The Fallen Legacy of Black Supermodels
Some young faces of color are fighting their way back onto the catwalk
There was a whisper echoing throughout New York Fashion Week last February, and it didn't have anything to do with Alexander Wang's finale look. Though rich with inspiration and creativity, there was something missing from the catwalk: a strong showing of black models.
Cited in the media as the "whitest" Fashion Week since 2008, the week-long event at Lincoln Center provided a catwalk for over 5,000 looks, of which only seven percent were modeled by black women. While there may be strength in numbers, there are a cache of black models who are quickly becoming some of the industry's most sought after talent. They're inking multi-million dollar advertising campaigns, gracing the pages of high fashion magazines and flying to Paris, London and Milan to walk in the most highly anticipated shows. With the supermodel era nearly two decades in the past, whether their careers will reach the status of Tyra and Naomi's before them is uncertain. Still, many are striving for just that, hoping that if they get there, their face won't be the only brown one at the top.
Among these models is Atong Arjok. Born in Sudan and raised in San Diego, Arjok found herself at an open call for aspiring models in 2002 after she and her cousin heard an advertisement for the event on the radio. Her inimitable look piqued the interest of scouts and within weeks Arjok was signed to LA Models and off to New York to start working.
"That was a shocker," she says of the speed at which here career started to develop. "I was 17 and had never been on my own. My family was very supportive, but they were terrified." Arjok got work quickly, walking in shows for Diane von Furstenberg and 3.1 Phillip Lim and appearing in spreads for Allure and Italian Vogue. With so few models of color on the scene, she was soon in high demand and often being compared to another Sudanese beauty.

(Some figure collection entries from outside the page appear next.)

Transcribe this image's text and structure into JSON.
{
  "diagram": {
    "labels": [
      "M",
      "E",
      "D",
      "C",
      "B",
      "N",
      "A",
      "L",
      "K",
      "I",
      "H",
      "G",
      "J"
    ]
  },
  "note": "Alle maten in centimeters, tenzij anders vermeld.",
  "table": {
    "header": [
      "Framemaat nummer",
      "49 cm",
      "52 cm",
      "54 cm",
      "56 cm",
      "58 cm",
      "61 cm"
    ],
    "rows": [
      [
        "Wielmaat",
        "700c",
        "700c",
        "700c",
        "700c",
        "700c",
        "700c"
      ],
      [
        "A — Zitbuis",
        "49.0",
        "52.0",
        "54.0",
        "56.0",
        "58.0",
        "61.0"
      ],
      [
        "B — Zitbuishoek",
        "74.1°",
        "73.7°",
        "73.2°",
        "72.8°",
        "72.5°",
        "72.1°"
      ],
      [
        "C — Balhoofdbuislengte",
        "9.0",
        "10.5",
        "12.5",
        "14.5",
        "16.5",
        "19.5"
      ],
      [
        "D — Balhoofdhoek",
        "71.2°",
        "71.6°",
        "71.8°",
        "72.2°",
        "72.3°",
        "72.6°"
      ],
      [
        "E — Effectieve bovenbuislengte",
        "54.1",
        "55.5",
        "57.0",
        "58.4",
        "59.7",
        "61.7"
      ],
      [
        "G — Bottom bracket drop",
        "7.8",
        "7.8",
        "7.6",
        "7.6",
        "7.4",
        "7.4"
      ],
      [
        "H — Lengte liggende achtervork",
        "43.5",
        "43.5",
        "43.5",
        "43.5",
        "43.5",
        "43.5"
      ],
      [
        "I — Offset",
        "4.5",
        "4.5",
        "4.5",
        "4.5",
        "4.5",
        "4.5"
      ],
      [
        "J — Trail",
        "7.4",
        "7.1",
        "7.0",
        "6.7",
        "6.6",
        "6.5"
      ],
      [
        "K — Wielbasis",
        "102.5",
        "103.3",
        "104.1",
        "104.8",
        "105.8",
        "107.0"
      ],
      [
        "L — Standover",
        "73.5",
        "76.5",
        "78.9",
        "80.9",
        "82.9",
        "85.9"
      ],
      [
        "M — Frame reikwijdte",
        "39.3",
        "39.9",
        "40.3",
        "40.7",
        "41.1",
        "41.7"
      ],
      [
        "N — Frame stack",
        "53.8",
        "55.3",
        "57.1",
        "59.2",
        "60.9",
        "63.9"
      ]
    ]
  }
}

"There weren't that many people who looked like me," she says. "It was just me and Alek Wek." But while Wek emerged as an industry "it" girl and Arjok consistently booked print and runway jobs, it was clear that their experiences were the exception and not the rule; they rarely shared the limelight with other models of color.
"This is not an equal opportunity type of business and I really don't know why," Arjok says. "After Italian Vogue I thought it would get better, but it really hasn't," she notes, referencing the now infamous July 2008 issue that featured all black models.
But three years later, the lack of diversity in the industry is still clear. Still, the competition faced by women of color doesn't always come from fellow models.
"All of the big jobs are going to celebrities," Arjok says, adding that society's increased interest in Hollywood doesn't leave much room for models to reach the same level of success that there predecessors did in the early 90s. "I think we kind of lost that," she says of the notoriety models of the past once enjoyed.
April Smith, an account manager for L'Oreal, says the shift is especially visible in big-name advertising campaigns.
"Brands see using a celebrity as a way to boost their legacy," Smith says, noting that big-name entertainers already have a following that brands are eager to market to. "It's much more difficult to come in when you're a model who's relatively unknown.”
Though an increase in celebrity-endorsed campaigns has made it more difficult for models to carve out their niche, Smith says the commercial market is a great place for women of color to get recognized. "It's important for brands to communicate an appreciation for diversity," she says.
As models like Chanel Iman, Jessica White and Selita Ebanks remain fixtures in high fashion, a handful of young women are inching their way to the top.
"Ubah Hassan (pictured above right) is really making a lot of treadmarks," Smith says of the Somali-born model who was the face of Ralph Lauren in 2008 and recently appeared in a Macy's campaign. "And Liya Kebede has been trailblazing these past few months." In June, Kebede became the newest faces of L'Oreal Paris, the same month Arlenis Sosa's (pictured above left) Lancome campaign appeared. Strides like these are good news to Arjok, who recently went to work in Paris.
"My career has been an amazing," she says, "but I hope they'll be a day when I can walk in shows and never be the only black girl there."